In the last month and change Kessel has: Broke his stick on Eric Gryba when Gryba got physical with him, before scoring a hat trick. Gotten into a tussle with a fully masked Alex Burrows then scored the GWG. Got ran over by a rookie playing his first game, and scored almost immediately after. How is this a real criticism? A couple years ago, sure. But now?

“Anytime you get sent down it’s never a positive for a player that’s an NHL player. And he’s an NHL player.” [On Ashton]
“Sometimes we underestimate how good of a goal scorer he is.” [On D’Amigo]
“He’s a puck possession guy, he likes to move the puck and he’s just so dynamic through the neutral zone.” [on Holland]
– Steve Spott

I don’t think Spott is sending a message through the media, but I think he’s letting us all know that these players are ready to play in the NHL and can contribute in various capacities. The question is, are we actually going to see them up?

5 Things I Think I’d Do

1 – I think I’d put the lines back to what they were in the Montreal game, meaning: JVR-Bozak-Kessel, Lupul-Kadri-Kulemin, Raymond-Holland-Clarkson, but with a fourth line of Ashton-McClement-Bodie. Frankly, I have no idea why those top three lines weren’t the same in the next game. Clarkson can’t play L2. Maybe next season you try that again, but for the time being –- and considering the Leafs other options — it’s time to move on from that for now.

2 – I think the Leafs have to callup one of D’Amigo or Ashton. These kids are lighting it up in the A. D’Amigo has 10 goals in his last 12 games while Ashton has 13 goals and 18 points in 16 games on the season. Not only is it a nice reward, but you’re going to put in a hungry kid chomping at the bit.

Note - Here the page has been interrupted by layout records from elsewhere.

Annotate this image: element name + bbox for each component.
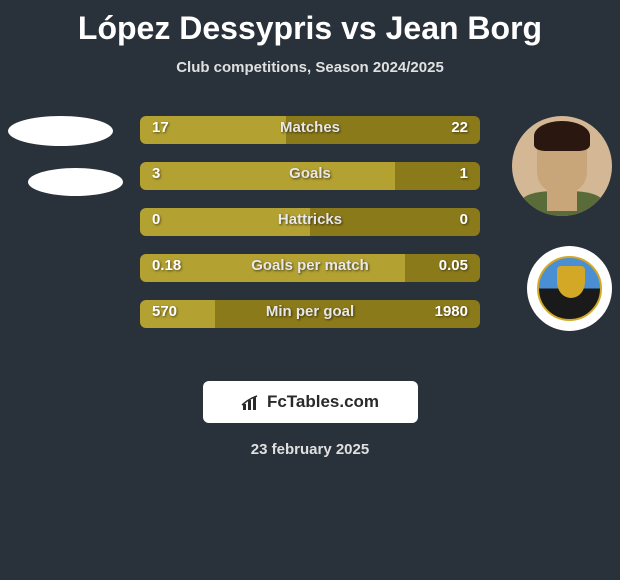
stat-value-left: 0: [152, 211, 160, 228]
chart-icon: [241, 394, 261, 410]
stat-row-hattricks: 0 Hattricks 0: [140, 208, 480, 236]
stat-label: Goals per match: [251, 257, 369, 274]
branding-text: FcTables.com: [241, 392, 379, 412]
player-left-avatar: [8, 116, 123, 196]
club-badge: [527, 246, 612, 331]
site-name: FcTables.com: [267, 392, 379, 412]
stat-value-left: 17: [152, 119, 169, 136]
stat-value-left: 570: [152, 303, 177, 320]
stat-value-right: 1980: [435, 303, 468, 320]
stat-row-min-per-goal: 570 Min per goal 1980: [140, 300, 480, 328]
stat-value-left: 0.18: [152, 257, 181, 274]
avatar-placeholder-1: [8, 116, 113, 146]
stat-row-goals: 3 Goals 1: [140, 162, 480, 190]
stat-value-left: 3: [152, 165, 160, 182]
avatar-placeholder-2: [28, 168, 123, 196]
avatar-photo: [512, 116, 612, 216]
stat-row-goals-per-match: 0.18 Goals per match 0.05: [140, 254, 480, 282]
subtitle: Club competitions, Season 2024/2025: [0, 59, 620, 76]
club-badge-right: [527, 246, 612, 331]
stat-value-right: 1: [460, 165, 468, 182]
stat-value-right: 0: [460, 211, 468, 228]
footer-date: 23 february 2025: [0, 441, 620, 458]
stat-row-matches: 17 Matches 22: [140, 116, 480, 144]
stat-label: Hattricks: [278, 211, 342, 228]
stat-label: Matches: [280, 119, 340, 136]
stat-label: Goals: [289, 165, 331, 182]
player-right-avatar: [512, 116, 612, 216]
stat-value-right: 22: [451, 119, 468, 136]
page-title: López Dessypris vs Jean Borg: [0, 0, 620, 47]
branding-box[interactable]: FcTables.com: [203, 381, 418, 423]
stat-bars: 17 Matches 22 3 Goals 1 0 Hattricks 0 0.…: [140, 116, 480, 346]
stat-label: Min per goal: [266, 303, 354, 320]
stat-value-right: 0.05: [439, 257, 468, 274]
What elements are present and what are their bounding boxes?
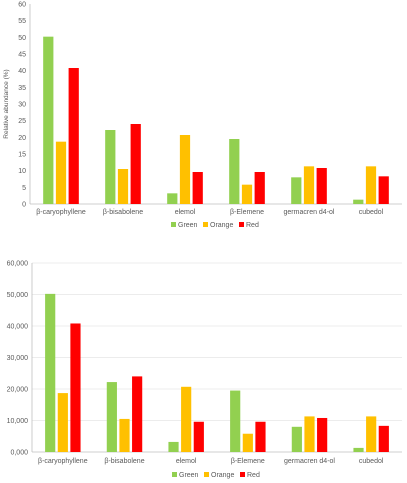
legend-swatch bbox=[240, 472, 245, 477]
chart-2: 0,000 10,000 20,000 30,000 40,000 50,000 60,00… bbox=[7, 261, 402, 479]
bar-green bbox=[43, 36, 54, 204]
bar-red bbox=[378, 176, 389, 204]
bar-red bbox=[255, 421, 266, 452]
bar-green bbox=[291, 177, 302, 204]
y-tick-label: 0 bbox=[22, 202, 26, 209]
y-tick-label: 50,000 bbox=[7, 292, 29, 299]
bar-green bbox=[105, 130, 116, 204]
y-tick-label: 45 bbox=[18, 52, 26, 59]
y-tick-label: 10,000 bbox=[7, 418, 29, 425]
legend-swatch bbox=[171, 222, 176, 227]
bar-red bbox=[317, 417, 328, 452]
legend: Green Orange Red bbox=[172, 472, 260, 479]
y-tick-label: 60,000 bbox=[7, 261, 29, 268]
category-label: β-bisabolene bbox=[103, 209, 143, 216]
category-label: elemol bbox=[175, 209, 196, 216]
legend: Green Orange Red bbox=[171, 222, 259, 229]
bar-green bbox=[353, 447, 364, 452]
bar-red bbox=[132, 376, 143, 452]
legend-label: Green bbox=[178, 222, 198, 229]
y-tick-label: 35 bbox=[18, 85, 26, 92]
y-tick-label: 40,000 bbox=[7, 324, 29, 331]
bar-green bbox=[229, 139, 240, 204]
bar-orange bbox=[117, 169, 129, 204]
bar-green bbox=[291, 426, 302, 452]
bar-red bbox=[254, 172, 265, 204]
legend-label: Orange bbox=[210, 222, 233, 229]
legend-label: Red bbox=[246, 222, 259, 229]
bar-orange bbox=[304, 416, 315, 452]
y-tick-label: 5 bbox=[22, 185, 26, 192]
chart-1: 0 5 10 15 20 25 30 35 40 45 50 55 60 Relative abundan… bbox=[3, 2, 402, 229]
bar-orange bbox=[365, 166, 377, 204]
bar-red bbox=[68, 68, 79, 204]
y-tick-label: 30 bbox=[18, 102, 26, 109]
legend-swatch bbox=[239, 222, 244, 227]
bar-orange bbox=[179, 135, 191, 204]
bar-orange bbox=[55, 141, 67, 204]
y-tick-label: 30,000 bbox=[7, 355, 29, 362]
bar-orange bbox=[366, 416, 377, 452]
legend-swatch bbox=[203, 222, 208, 227]
legend-swatch bbox=[172, 472, 177, 477]
bar-red bbox=[192, 172, 203, 204]
category-label: germacren d4-ol bbox=[284, 458, 335, 465]
legend-label: Orange bbox=[211, 472, 234, 479]
category-label: β-bisabolene bbox=[104, 458, 144, 465]
y-tick-label: 20,000 bbox=[7, 387, 29, 394]
bar-orange bbox=[57, 393, 68, 452]
y-tick-label: 0,000 bbox=[10, 450, 28, 457]
y-tick-label: 25 bbox=[18, 118, 26, 125]
y-tick-label: 10 bbox=[18, 168, 26, 175]
bar-orange bbox=[119, 418, 130, 452]
bar-green bbox=[45, 293, 56, 452]
bar-green bbox=[168, 441, 179, 452]
bar-red bbox=[130, 124, 141, 204]
y-tick-label: 20 bbox=[18, 135, 26, 142]
bar-green bbox=[353, 199, 364, 204]
bar-red bbox=[378, 425, 389, 452]
y-tick-label: 60 bbox=[18, 2, 26, 9]
category-label: β-Elemene bbox=[230, 209, 264, 216]
y-tick-label: 15 bbox=[18, 152, 26, 159]
bar-green bbox=[167, 193, 178, 204]
bar-green bbox=[230, 390, 241, 452]
bar-orange bbox=[241, 184, 253, 204]
category-label: β-Elemene bbox=[231, 458, 265, 465]
bar-orange bbox=[303, 166, 315, 204]
y-tick-label: 55 bbox=[18, 18, 26, 25]
bar-green bbox=[106, 382, 117, 452]
legend-label: Green bbox=[179, 472, 199, 479]
category-label: elemol bbox=[176, 458, 197, 465]
category-label: cubedol bbox=[359, 458, 384, 465]
bar-orange bbox=[181, 386, 192, 452]
legend-label: Red bbox=[247, 472, 260, 479]
bar-orange bbox=[242, 433, 253, 452]
y-tick-label: 40 bbox=[18, 68, 26, 75]
bar-red bbox=[70, 323, 81, 452]
category-label: cubedol bbox=[359, 209, 384, 216]
y-axis-label: Relative abundance (%) bbox=[3, 69, 10, 138]
legend-swatch bbox=[204, 472, 209, 477]
y-tick-label: 50 bbox=[18, 35, 26, 42]
bar-red bbox=[316, 168, 327, 204]
bar-red bbox=[193, 421, 204, 452]
category-label: germacren d4-ol bbox=[284, 209, 335, 216]
category-label: β-caryophyllene bbox=[36, 209, 86, 216]
category-label: β-caryophyllene bbox=[38, 458, 88, 465]
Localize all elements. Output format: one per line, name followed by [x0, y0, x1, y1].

Other than the first line. the rest of the Leafs lineup looks like a disaster right now. I’d rather they go with a kid than an AHL journeyman.

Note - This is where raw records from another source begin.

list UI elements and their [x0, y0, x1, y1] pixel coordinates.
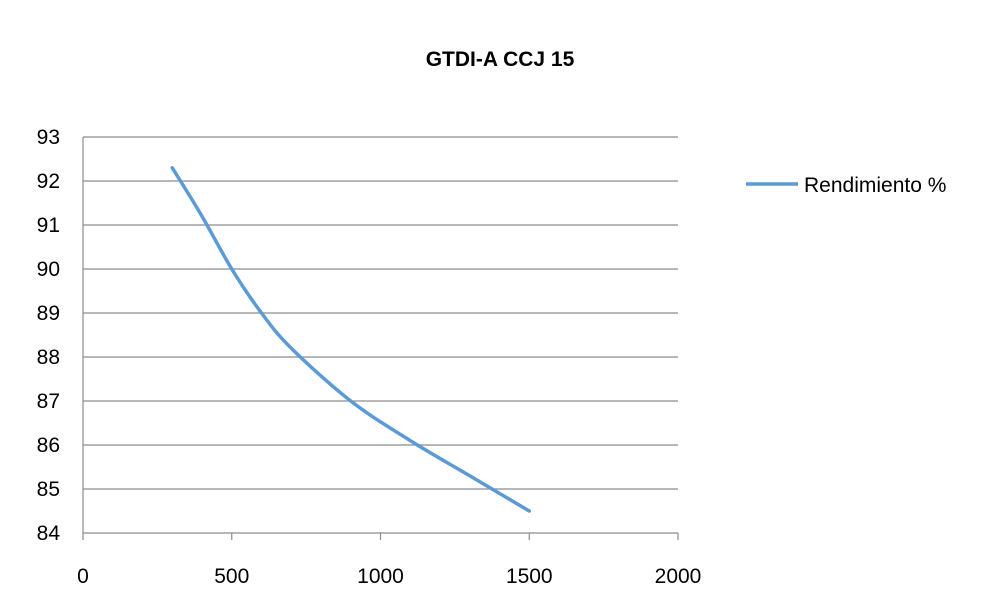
- legend: Rendimiento %: [746, 174, 946, 197]
- x-tick-label: 1000: [357, 565, 404, 588]
- x-tick-label: 2000: [655, 565, 702, 588]
- x-tick-label: 1500: [506, 565, 553, 588]
- y-tick-label: 92: [37, 170, 60, 193]
- y-tick-label: 86: [37, 434, 60, 457]
- y-tick-label: 91: [37, 214, 60, 237]
- y-tick-label: 93: [37, 126, 60, 149]
- series-line-rendimiento: [170, 166, 531, 513]
- y-tick-label: 90: [37, 258, 60, 281]
- gridlines: [83, 136, 678, 534]
- tick-labels: 84 85 86 87 88 89 90 91 92 93 0 500 1000 1500 2000: [37, 126, 702, 588]
- y-tick-label: 89: [37, 302, 60, 325]
- legend-label: Rendimiento %: [804, 174, 946, 197]
- chart-title: GTDI-A CCJ 15: [426, 48, 575, 71]
- x-tick-label: 500: [214, 565, 249, 588]
- x-tick-label: 0: [77, 565, 89, 588]
- y-tick-label: 88: [37, 346, 60, 369]
- y-tick-label: 84: [37, 522, 61, 545]
- y-tick-label: 85: [37, 478, 60, 501]
- series: [170, 166, 531, 513]
- axes: [82, 137, 679, 540]
- y-tick-label: 87: [37, 390, 60, 413]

3 – I don’t think I’d lose sight of the fact that Reimer is the only goalie the Leafs have that has led a team to the playoffs. If Bernier struggles Wednesday against the Rangers, I come back with Reimer against the Flyers. It’s okay to have these guys fight for starts down the stretch. There doesn’t need to be “a guy” as much as people think.

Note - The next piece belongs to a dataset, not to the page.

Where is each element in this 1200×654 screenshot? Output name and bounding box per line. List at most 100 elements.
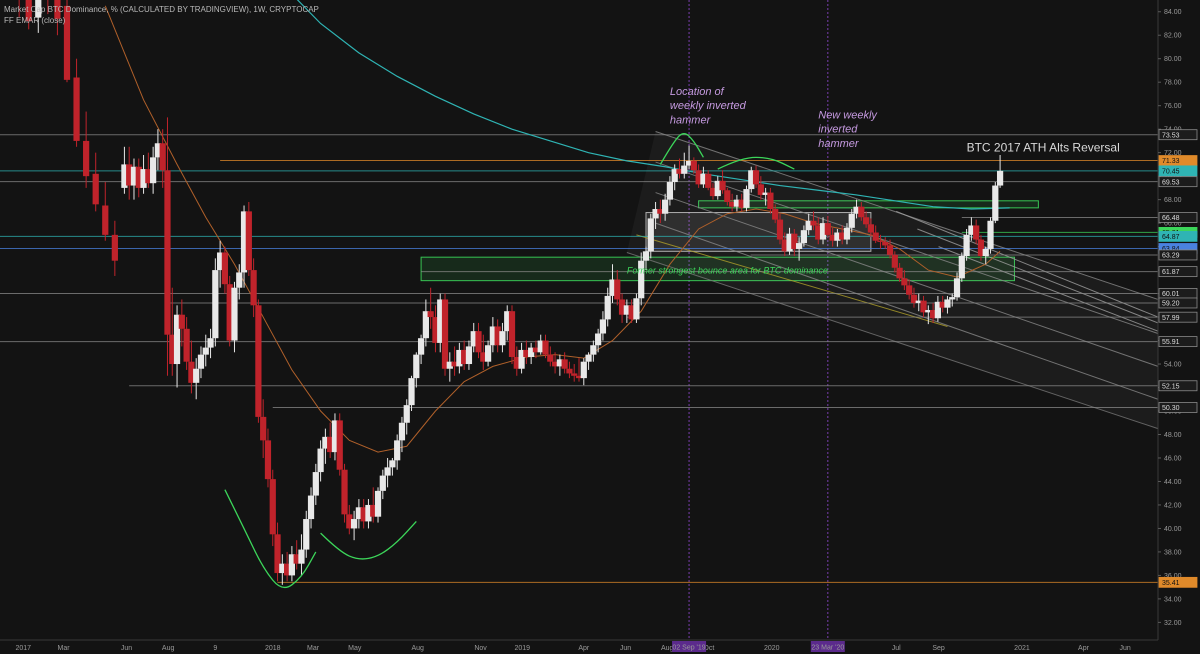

4 – I don’t think they have many options on defense. As tough as it is to say, I think the best plan is to just ride out the season and then reassess big time in the summer, when they will have some spots open up. Moving players around is just moving deck chairs unless they bring someone in, which will be difficult to do due to cap space.

5 – I think I’ll reiterate that I wouldn’t do much at the deadline other than look for a depth guy. Smith and Bodie are AHL journeymen. Either go with an Ashton-McClement-D’Amigo fourth line, or pick one of those two kids and acquire the other guy.